LIFE MATTERS: A Life-Changing Choice

My first article for the Life Matters column, published in India Se magazine in April 2014.
 

LIFE MATTERS
A Life-Changing Choice
- by Pamposh Dhar
 
This past week, as I followed the amazing story of a plane that appeared to have vanished into thin air, I couldn’t help but think about the uncertainty of life and how we take this essentially uncertain thing – our life – so much for granted.
We receive this life as a marvelous gift, yet we seldom stop to give thanks for it. At the same time, we know we are here on this planet on borrowed time, yet we act as if we will live forever.
Recently, a friend of mine posted on Facebook that some of her “more evolved” friends felt they should have a terminal illness to give them time to put their lives in order before they die and, especially, to say their goodbyes. This really surprised me – more so coming from apparently enlightened people.
No doubt illness, like everything else in life, has much to teach us. Terminal illness can certainly teach us acceptance and patience – if we are ready to learn those lessons. But rather than wishing illness upon ourselves, would it not be better to live every day knowing that this body that we live in is ours not forever but only for this lifetime; knowing that this lifetime, in this body, is finite? Not only that, but that this life is precarious – we have no knowledge when precisely it will end.
Benjamin Franklin famously quipped: “… in this world nothing can be said to be certain, except death and taxes.” Leaving aside the joke about taxes, we know that if we are born to this life we are certain one day to leave it too. We know also that average life expectancy has nothing to do with our own individual life spans. Lack of knowledge is not our problem – but lack of acceptance often is.

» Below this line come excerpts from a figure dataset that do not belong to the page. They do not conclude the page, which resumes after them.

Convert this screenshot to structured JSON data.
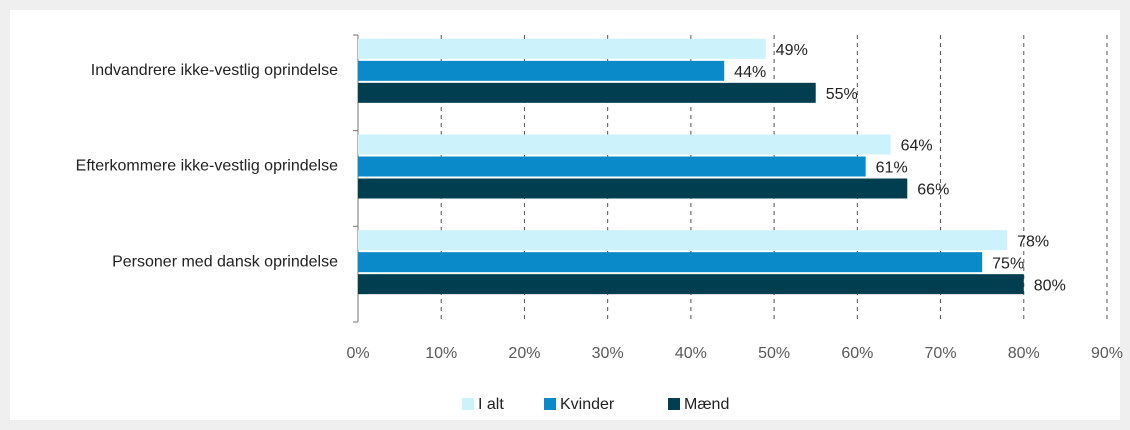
{
  "chart_data": {
    "type": "hbar",
    "categories": [
      "Indvandrere ikke-vestlig oprindelse",
      "Efterkommere ikke-vestlig oprindelse",
      "Personer med dansk oprindelse"
    ],
    "series": [
      {
        "name": "I alt",
        "color": "#ccf2fb",
        "values": [
          49,
          64,
          78
        ],
        "value_labels": [
          "49%",
          "64%",
          "78%"
        ]
      },
      {
        "name": "Kvinder",
        "color": "#0b8ac9",
        "values": [
          44,
          61,
          75
        ],
        "value_labels": [
          "44%",
          "61%",
          "75%"
        ]
      },
      {
        "name": "Mænd",
        "color": "#003e50",
        "values": [
          55,
          66,
          80
        ],
        "value_labels": [
          "55%",
          "66%",
          "80%"
        ]
      }
    ],
    "xlim": [
      0,
      90
    ],
    "xticks": [
      {
        "value": 0,
        "label": "0%"
      },
      {
        "value": 10,
        "label": "10%"
      },
      {
        "value": 20,
        "label": "20%"
      },
      {
        "value": 30,
        "label": "30%"
      },
      {
        "value": 40,
        "label": "40%"
      },
      {
        "value": 50,
        "label": "50%"
      },
      {
        "value": 60,
        "label": "60%"
      },
      {
        "value": 70,
        "label": "70%"
      },
      {
        "value": 80,
        "label": "80%"
      },
      {
        "value": 90,
        "label": "90%"
      }
    ],
    "grid": true,
    "legend": "bottom"
  }
}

Acceptance of these two key facts about life – and death – can completely transform the way we live. This transformation came to me the hard way, with the sudden death of someone very close to me at the young age of 20. A few days after that I made a pact with my husband – we would never part, even for 10 minutes, on a fight.
It has been 13 years since we made that pact. For 13 years, it has held. Over the years, I have silently extended this pact to all my relationships. I simply do not part with anyone at all close to me on a sour note. We can agree to disagree, we can agree to continue the argument later, but we say bye on friendly terms.
This is a simple principle that can change one’s life. I know, because it has changed mine. It can change yours too. It can be extended also to leaving one’s worldly affairs in reasonable order every day. Make that will today, move that investment now, write that email, make that phone call – do what you want to do and do it now.